RespondentThe Secretary of State for India in Council
Excerpt:
civil procedure code (act v of 1908), order vi, rule 17 - plaint, amendment of--declaration of easement to take water by erection of dam across river, suit for--proof of permissive user--conversion of suit into one for title to river--bed, whether can be allowed. - .....lastly, although the question is admittedly one of great importance, there is very little evidence about it on record. in these circumstances we are not prepared to allow the plaint to be amended and framed as a suit on title. we accept the finding that no easement was proved, as the enjoyment was permissive, and dismiss the appeal with costs.
Judgment:

1. The plaint seeks for a declaration of the plaintiff's right of easement and damages for interference therewith. The first issue raised the question whether the plaintiff had acquired a prescriptive right to take water by building a dam across the river.
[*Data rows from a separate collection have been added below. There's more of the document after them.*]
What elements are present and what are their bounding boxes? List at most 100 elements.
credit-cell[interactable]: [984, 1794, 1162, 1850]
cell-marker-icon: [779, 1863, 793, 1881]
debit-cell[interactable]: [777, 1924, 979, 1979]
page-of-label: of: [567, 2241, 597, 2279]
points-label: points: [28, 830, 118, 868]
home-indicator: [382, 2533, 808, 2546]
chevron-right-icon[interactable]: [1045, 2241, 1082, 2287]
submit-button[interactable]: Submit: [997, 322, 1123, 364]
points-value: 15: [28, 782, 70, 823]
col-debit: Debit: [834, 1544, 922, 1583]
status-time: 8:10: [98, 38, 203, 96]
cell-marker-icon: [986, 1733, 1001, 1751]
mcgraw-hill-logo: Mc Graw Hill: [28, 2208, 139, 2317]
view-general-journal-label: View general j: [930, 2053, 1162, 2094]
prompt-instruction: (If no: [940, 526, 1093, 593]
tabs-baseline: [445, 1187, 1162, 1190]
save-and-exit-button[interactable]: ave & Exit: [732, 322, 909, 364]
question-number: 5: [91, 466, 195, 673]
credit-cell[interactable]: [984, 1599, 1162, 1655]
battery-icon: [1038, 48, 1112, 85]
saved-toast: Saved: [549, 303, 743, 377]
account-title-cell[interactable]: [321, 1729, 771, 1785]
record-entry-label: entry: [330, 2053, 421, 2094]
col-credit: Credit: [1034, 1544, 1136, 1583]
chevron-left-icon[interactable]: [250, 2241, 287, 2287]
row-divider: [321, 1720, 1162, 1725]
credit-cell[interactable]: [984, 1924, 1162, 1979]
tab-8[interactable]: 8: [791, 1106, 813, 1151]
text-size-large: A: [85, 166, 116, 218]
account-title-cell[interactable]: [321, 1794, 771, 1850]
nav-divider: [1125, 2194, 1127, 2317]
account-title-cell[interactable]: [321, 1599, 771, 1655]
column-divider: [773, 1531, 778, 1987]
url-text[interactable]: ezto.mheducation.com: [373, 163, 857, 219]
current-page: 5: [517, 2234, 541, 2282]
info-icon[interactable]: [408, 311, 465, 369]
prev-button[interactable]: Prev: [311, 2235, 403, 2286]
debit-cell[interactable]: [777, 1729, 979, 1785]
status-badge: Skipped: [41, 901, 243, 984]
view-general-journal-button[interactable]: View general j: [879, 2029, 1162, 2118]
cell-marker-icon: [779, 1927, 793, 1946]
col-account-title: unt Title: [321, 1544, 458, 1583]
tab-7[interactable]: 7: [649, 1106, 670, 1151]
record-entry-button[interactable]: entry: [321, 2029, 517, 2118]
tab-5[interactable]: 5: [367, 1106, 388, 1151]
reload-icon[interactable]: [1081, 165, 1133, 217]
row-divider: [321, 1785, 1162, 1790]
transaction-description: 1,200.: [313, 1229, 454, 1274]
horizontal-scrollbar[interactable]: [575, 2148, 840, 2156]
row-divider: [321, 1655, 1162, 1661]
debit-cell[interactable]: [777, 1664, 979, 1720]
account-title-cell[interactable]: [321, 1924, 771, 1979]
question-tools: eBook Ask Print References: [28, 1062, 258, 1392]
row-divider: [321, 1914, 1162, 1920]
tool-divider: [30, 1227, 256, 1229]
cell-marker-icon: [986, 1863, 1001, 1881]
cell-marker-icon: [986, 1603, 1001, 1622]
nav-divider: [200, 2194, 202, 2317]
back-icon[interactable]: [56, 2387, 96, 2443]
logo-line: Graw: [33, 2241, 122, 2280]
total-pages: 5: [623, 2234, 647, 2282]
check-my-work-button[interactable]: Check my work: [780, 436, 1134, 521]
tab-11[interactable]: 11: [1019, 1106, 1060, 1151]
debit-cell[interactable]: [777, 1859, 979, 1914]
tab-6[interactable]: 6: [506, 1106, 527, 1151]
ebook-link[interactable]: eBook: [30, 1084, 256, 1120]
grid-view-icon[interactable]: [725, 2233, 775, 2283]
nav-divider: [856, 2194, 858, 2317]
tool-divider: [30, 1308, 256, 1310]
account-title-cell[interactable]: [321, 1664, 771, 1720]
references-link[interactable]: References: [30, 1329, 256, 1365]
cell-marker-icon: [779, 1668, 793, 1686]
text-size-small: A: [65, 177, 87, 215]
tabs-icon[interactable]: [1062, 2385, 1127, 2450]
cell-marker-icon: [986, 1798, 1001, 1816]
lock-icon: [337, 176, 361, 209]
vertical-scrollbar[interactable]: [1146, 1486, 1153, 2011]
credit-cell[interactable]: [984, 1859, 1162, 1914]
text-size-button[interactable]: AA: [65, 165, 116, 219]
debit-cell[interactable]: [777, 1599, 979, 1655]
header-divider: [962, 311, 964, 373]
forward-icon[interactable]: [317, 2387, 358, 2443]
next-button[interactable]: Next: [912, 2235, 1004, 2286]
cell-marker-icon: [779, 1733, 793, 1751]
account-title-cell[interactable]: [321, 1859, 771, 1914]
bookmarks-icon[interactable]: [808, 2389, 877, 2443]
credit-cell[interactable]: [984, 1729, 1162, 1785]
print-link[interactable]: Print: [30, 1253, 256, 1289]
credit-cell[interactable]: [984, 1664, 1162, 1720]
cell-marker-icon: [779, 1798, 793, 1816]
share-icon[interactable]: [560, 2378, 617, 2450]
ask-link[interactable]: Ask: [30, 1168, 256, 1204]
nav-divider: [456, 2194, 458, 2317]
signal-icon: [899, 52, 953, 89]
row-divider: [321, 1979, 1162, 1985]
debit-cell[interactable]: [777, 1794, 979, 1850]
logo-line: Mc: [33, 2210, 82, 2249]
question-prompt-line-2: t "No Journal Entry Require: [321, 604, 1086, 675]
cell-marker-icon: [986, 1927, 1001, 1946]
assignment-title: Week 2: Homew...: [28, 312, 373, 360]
The order of remand of Sankaran Nair and Sadasiva Aiyar, JJ., only directed the Judge to return findings on the issues and on any other issues he might frame and did not alter the nature of the suit, and no other issues were framed nor was the plaint amended. The District Judge found that no easement had been acquired by the plaintiff as the dam was erected by permission of the defendant and there is evidence to support the finding. He only discussed the question of title to the bed of the river with reference to the period in which a prescriptive right could be acquired. On the finding that the dam was erected by permission there was no question of easement and the suit must fail, unless we are prepared to treat it as a suit for declaration of title to the riverbed and consequential relief. This is quite inconsistent with the plaint, and moreover the Jenmi, who is the party most interested in the question, is not a party to the suit and our decision would not be binding on him. Lastly, although the question is admittedly one of great importance, there is very little evidence about it on record. In these circumstances we are not prepared to allow the plaint to be amended and framed as a suit on title. We accept the finding that no easement was proved, as the enjoyment was permissive, and dismiss the appeal with costs.